Un grido di denuncia amaro e potente si leva da Latina, firmato da una “mamma di un Angelo, per tutti gli angeli dimenticati di questa città”. La lettera aperta, che sta circolando in queste ore, punta il dito contro le istituzioni locali per la totale assenza di servizi essenziali destinati agli alunni e alle alunne con disabilità complessa, in particolare l’assenza degli assistenti all’autonomia e alla comunicazione.
La madre di una ragazza con una “disabilità seria”, che le impedisce autonomia ed espressione convenzionale, critica duramente il concetto di “normalità” e “società civile” che a Latina sembrerebbe essere “andato in ferie lunghe”.
Diritti “Evaporati” all’Inizio dell’Anno Scolastico
Il fulcro della polemica è l’inizio dell’anno scolastico, che per il terzo anno consecutivo, vedrebbe gli studenti con bisogni complessi privi di figure fondamentali per l’inclusione. “Come ogni anno,” scrive la madre, “tanti alunni ed alunne aspettano l’arrivo a scuola degli assistenti all’autonomia e alla comunicazione… Ma niente: quest’anno – e non è il primo – sono scomparsi. Evaporati.”
Queste figure sono descritte come “essenziali” per completare il team educativo, permettendo ai ragazzi di comunicare, partecipare e, in sintesi, esercitare quei diritti base che “fanno parte della Costituzione”.
L’Estate Abbandonata e l’Autosostegno delle Famiglie
La denuncia si estende all’intera stagione estiva, durante la quale i bambini disabili sarebbero rimasti senza un adeguato supporto e senza “centri estivi inclusivi”.
"purtroppo la disabilità non va 'in vacanza' – magari con pacchetto all inclusive, lettino e Mojito," si legge nella lettera, che prosegue criticando la mancanza di un servizio decente e persino di un semplice "scusate il disagio".

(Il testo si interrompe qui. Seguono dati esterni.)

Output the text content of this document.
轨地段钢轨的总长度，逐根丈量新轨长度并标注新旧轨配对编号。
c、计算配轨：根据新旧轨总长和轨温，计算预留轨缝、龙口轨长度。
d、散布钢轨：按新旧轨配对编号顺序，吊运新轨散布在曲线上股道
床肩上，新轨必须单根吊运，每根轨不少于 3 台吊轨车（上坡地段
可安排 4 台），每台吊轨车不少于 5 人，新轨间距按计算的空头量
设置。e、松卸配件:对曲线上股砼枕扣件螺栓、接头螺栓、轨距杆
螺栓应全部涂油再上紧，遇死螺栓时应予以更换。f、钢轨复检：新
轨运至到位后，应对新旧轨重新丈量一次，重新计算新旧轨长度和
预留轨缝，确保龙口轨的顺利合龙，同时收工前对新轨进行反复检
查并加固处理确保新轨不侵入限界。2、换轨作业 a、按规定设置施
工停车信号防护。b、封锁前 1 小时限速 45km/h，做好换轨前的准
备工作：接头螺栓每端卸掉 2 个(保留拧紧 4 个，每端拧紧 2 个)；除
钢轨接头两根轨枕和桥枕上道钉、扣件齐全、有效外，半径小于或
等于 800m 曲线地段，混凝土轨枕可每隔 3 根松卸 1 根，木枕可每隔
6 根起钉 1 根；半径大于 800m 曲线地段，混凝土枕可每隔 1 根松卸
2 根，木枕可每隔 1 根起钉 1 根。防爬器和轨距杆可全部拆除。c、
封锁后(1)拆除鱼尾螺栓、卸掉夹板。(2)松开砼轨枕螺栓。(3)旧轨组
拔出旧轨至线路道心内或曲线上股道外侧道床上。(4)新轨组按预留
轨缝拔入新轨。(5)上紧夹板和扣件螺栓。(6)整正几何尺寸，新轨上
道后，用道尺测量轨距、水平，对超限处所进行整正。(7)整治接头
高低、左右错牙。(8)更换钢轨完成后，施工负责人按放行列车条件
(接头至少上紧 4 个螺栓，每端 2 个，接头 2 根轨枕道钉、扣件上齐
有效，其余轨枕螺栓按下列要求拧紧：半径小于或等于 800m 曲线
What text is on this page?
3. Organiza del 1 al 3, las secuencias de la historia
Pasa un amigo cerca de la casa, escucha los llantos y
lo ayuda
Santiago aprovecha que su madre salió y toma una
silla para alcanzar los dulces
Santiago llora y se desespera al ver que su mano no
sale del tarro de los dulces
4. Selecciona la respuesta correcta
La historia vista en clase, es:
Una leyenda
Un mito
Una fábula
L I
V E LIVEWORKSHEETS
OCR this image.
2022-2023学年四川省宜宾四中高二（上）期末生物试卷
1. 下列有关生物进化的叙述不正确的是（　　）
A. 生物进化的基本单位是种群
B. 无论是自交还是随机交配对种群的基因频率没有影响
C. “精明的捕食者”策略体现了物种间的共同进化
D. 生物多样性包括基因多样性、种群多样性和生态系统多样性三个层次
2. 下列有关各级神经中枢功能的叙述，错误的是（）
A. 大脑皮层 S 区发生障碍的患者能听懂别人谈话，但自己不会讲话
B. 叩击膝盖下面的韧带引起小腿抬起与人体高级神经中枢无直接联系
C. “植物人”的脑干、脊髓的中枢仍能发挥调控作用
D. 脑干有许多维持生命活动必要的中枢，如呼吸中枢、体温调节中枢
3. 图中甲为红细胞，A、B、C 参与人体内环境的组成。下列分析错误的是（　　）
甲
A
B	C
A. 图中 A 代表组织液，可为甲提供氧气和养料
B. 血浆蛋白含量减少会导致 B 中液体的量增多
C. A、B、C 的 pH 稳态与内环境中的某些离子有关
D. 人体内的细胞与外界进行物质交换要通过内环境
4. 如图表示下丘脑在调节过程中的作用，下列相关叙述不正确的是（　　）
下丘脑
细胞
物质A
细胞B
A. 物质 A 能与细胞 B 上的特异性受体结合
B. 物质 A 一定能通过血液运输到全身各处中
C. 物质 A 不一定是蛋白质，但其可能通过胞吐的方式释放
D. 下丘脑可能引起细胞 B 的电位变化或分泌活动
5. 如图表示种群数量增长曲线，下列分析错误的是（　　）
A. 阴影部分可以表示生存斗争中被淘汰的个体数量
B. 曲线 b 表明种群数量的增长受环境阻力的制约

Di fronte a queste mancanze istituzionali, le famiglie si sono ritrovate, ancora una volta, a “tappare i buchi”, facendo da supplenti alle istituzioni, una situazione che la madre definisce ironicamente “la cosa più normale del mondo”.
Investimenti “Instagrammabili” contro il Welfare
La critica non risparmia le priorità della gestione cittadina. Mentre i diritti dei più deboli vengono ignorati, le istituzioni avrebbero investito “energie, tempo (ed anche denaro) in altri progetti, probabilmente più visibili, più spendibili, più ‘instagrammabili'”.
La madre contrappone la poca visibilità della CAA (Comunicazione Aumentativa Alternativa) rispetto a “una rotonda nuova, una nuova pavimentazione, dei nuovi arredi”, denunciando un disinteresse che si scontra con i discorsi ufficiali sul welfare.
L’Appello all’Elettorato: Non Avere “Memoria Corta”
La lettera si chiude con un forte appello politico: l’attenzione verso i disabili, oggi “vuoti così ignorati”, tornerà comoda alle istituzioni tra qualche anno, quando i ragazzi e le loro famiglie si trasformeranno in “elettori” e saranno destinatari di “volantini elettorali” e promesse.
La madre invita quindi a non avere la “memoria corta” e a esercitare il diritto di voto in modo coerente, non lasciandosi “illudere da promesse che, come puntualmente accaduto negli ultimi 3 anni, saranno solo slogan di propaganda”.
In conclusione, la madre ribadisce l’impegno quotidiano delle famiglie, della scuola e degli amici per dare “voce a chi voce ancora non ha e dignità”, affermando che a Latina, in fatto di diritti, si è rimasti “all’inizio del secolo scorso”.